Ellefson was thinking of his family, too.

“Every memorial,” Ellefson said.

The wall at the Vietnam Veterans Memorial features more than 58,000 names of people who either lost their lives in combat or are designated as missing in action. The wall has a prominent place on the National Mall, and some of the names immortalized there are familiar to Army veteran Lyle Bowes of Brookings, South Dakota.

“I know a number of those people on that wall,” Bowes said.

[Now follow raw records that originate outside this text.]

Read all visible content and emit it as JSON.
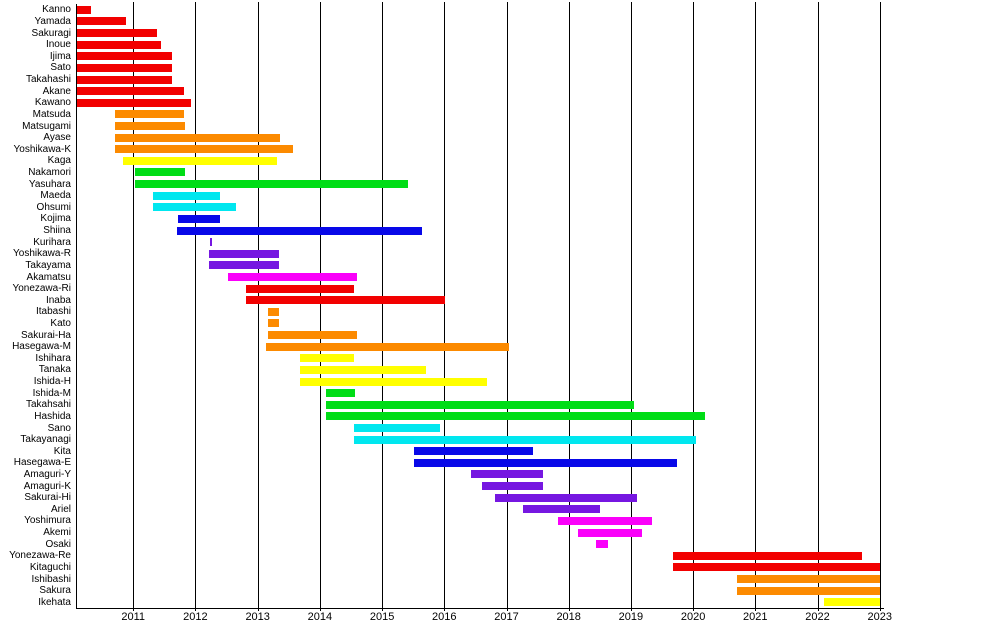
{
  "chart_data": {
    "type": "bar",
    "subtype": "gantt-timeline",
    "title": "",
    "xlabel": "",
    "ylabel": "",
    "xlim": [
      2010.08,
      2023.02
    ],
    "x_ticks": [
      "2011",
      "2012",
      "2013",
      "2014",
      "2015",
      "2016",
      "2017",
      "2018",
      "2019",
      "2020",
      "2021",
      "2022",
      "2023"
    ],
    "grid": "vertical",
    "legend_position": "none",
    "palette": {
      "red": "#f20000",
      "orange": "#fc8a00",
      "yellow": "#ffff00",
      "green": "#00dd16",
      "cyan": "#00e7ef",
      "blue": "#0808e8",
      "purple": "#7617e1",
      "magenta": "#fa00fa"
    },
    "rows": [
      {
        "label": "Kanno",
        "start": 2010.1,
        "end": 2010.33,
        "color": "red"
      },
      {
        "label": "Yamada",
        "start": 2010.1,
        "end": 2010.89,
        "color": "red"
      },
      {
        "label": "Sakuragi",
        "start": 2010.1,
        "end": 2011.39,
        "color": "red"
      },
      {
        "label": "Inoue",
        "start": 2010.1,
        "end": 2011.45,
        "color": "red"
      },
      {
        "label": "Ijima",
        "start": 2010.1,
        "end": 2011.63,
        "color": "red"
      },
      {
        "label": "Sato",
        "start": 2010.1,
        "end": 2011.63,
        "color": "red"
      },
      {
        "label": "Takahashi",
        "start": 2010.1,
        "end": 2011.63,
        "color": "red"
      },
      {
        "label": "Akane",
        "start": 2010.1,
        "end": 2011.81,
        "color": "red"
      },
      {
        "label": "Kawano",
        "start": 2010.1,
        "end": 2011.93,
        "color": "red"
      },
      {
        "label": "Matsuda",
        "start": 2010.7,
        "end": 2011.82,
        "color": "orange"
      },
      {
        "label": "Matsugami",
        "start": 2010.7,
        "end": 2011.83,
        "color": "orange"
      },
      {
        "label": "Ayase",
        "start": 2010.7,
        "end": 2013.36,
        "color": "orange"
      },
      {
        "label": "Yoshikawa-K",
        "start": 2010.7,
        "end": 2013.57,
        "color": "orange"
      },
      {
        "label": "Kaga",
        "start": 2010.83,
        "end": 2013.31,
        "color": "yellow"
      },
      {
        "label": "Nakamori",
        "start": 2011.02,
        "end": 2011.83,
        "color": "green"
      },
      {
        "label": "Yasuhara",
        "start": 2011.02,
        "end": 2015.41,
        "color": "green"
      },
      {
        "label": "Maeda",
        "start": 2011.32,
        "end": 2012.4,
        "color": "cyan"
      },
      {
        "label": "Ohsumi",
        "start": 2011.32,
        "end": 2012.66,
        "color": "cyan"
      },
      {
        "label": "Kojima",
        "start": 2011.72,
        "end": 2012.4,
        "color": "blue"
      },
      {
        "label": "Shiina",
        "start": 2011.7,
        "end": 2015.65,
        "color": "blue"
      },
      {
        "label": "Kurihara",
        "start": 2012.23,
        "end": 2012.27,
        "color": "purple"
      },
      {
        "label": "Yoshikawa-R",
        "start": 2012.22,
        "end": 2013.35,
        "color": "purple"
      },
      {
        "label": "Takayama",
        "start": 2012.22,
        "end": 2013.34,
        "color": "purple"
      },
      {
        "label": "Akamatsu",
        "start": 2012.52,
        "end": 2014.6,
        "color": "magenta"
      },
      {
        "label": "Yonezawa-Ri",
        "start": 2012.81,
        "end": 2014.55,
        "color": "red"
      },
      {
        "label": "Inaba",
        "start": 2012.81,
        "end": 2016.02,
        "color": "red"
      },
      {
        "label": "Itabashi",
        "start": 2013.16,
        "end": 2013.35,
        "color": "orange"
      },
      {
        "label": "Kato",
        "start": 2013.16,
        "end": 2013.35,
        "color": "orange"
      },
      {
        "label": "Sakurai-Ha",
        "start": 2013.16,
        "end": 2014.59,
        "color": "orange"
      },
      {
        "label": "Hasegawa-M",
        "start": 2013.13,
        "end": 2017.04,
        "color": "orange"
      },
      {
        "label": "Ishihara",
        "start": 2013.68,
        "end": 2014.55,
        "color": "yellow"
      },
      {
        "label": "Tanaka",
        "start": 2013.68,
        "end": 2015.7,
        "color": "yellow"
      },
      {
        "label": "Ishida-H",
        "start": 2013.68,
        "end": 2016.69,
        "color": "yellow"
      },
      {
        "label": "Ishida-M",
        "start": 2014.1,
        "end": 2014.56,
        "color": "green"
      },
      {
        "label": "Takahsahi",
        "start": 2014.1,
        "end": 2019.05,
        "color": "green"
      },
      {
        "label": "Hashida",
        "start": 2014.1,
        "end": 2020.19,
        "color": "green"
      },
      {
        "label": "Sano",
        "start": 2014.55,
        "end": 2015.93,
        "color": "cyan"
      },
      {
        "label": "Takayanagi",
        "start": 2014.55,
        "end": 2020.05,
        "color": "cyan"
      },
      {
        "label": "Kita",
        "start": 2015.51,
        "end": 2017.42,
        "color": "blue"
      },
      {
        "label": "Hasegawa-E",
        "start": 2015.51,
        "end": 2019.74,
        "color": "blue"
      },
      {
        "label": "Amaguri-Y",
        "start": 2016.43,
        "end": 2017.59,
        "color": "purple"
      },
      {
        "label": "Amaguri-K",
        "start": 2016.6,
        "end": 2017.59,
        "color": "purple"
      },
      {
        "label": "Sakurai-Hi",
        "start": 2016.82,
        "end": 2019.1,
        "color": "purple"
      },
      {
        "label": "Ariel",
        "start": 2017.26,
        "end": 2018.51,
        "color": "purple"
      },
      {
        "label": "Yoshimura",
        "start": 2017.83,
        "end": 2019.34,
        "color": "magenta"
      },
      {
        "label": "Akemi",
        "start": 2018.15,
        "end": 2019.17,
        "color": "magenta"
      },
      {
        "label": "Osaki",
        "start": 2018.43,
        "end": 2018.63,
        "color": "magenta"
      },
      {
        "label": "Yonezawa-Re",
        "start": 2019.68,
        "end": 2022.72,
        "color": "red"
      },
      {
        "label": "Kitaguchi",
        "start": 2019.68,
        "end": 2023.0,
        "color": "red"
      },
      {
        "label": "Ishibashi",
        "start": 2020.71,
        "end": 2023.0,
        "color": "orange"
      },
      {
        "label": "Sakura",
        "start": 2020.71,
        "end": 2023.0,
        "color": "orange"
      },
      {
        "label": "Ikehata",
        "start": 2022.1,
        "end": 2023.0,
        "color": "yellow"
      }
    ]
  }
}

If you walk straight south from the wall, between the Lincoln Memorial and its reflecting pool that stretches out to the World War II Memorial, you’ll come across the Korean War Veterans Memorial. Here, Navy veteran John Lauer of Mitchell, South Dakota said he felt fortunate to be on the trip. He’s thinking about his Darlene.

“I didn’t want to come,” Lauer said. “But I lost my wife, and she encouraged me to go. And so I did, in her honor. But I’m glad I did.”

Darlene passed away in February at the age of 88. They were married for 67 years.

“My children encouraged me to take the trip,” Lauer said. “I’m happy for that, and I think they are, too.”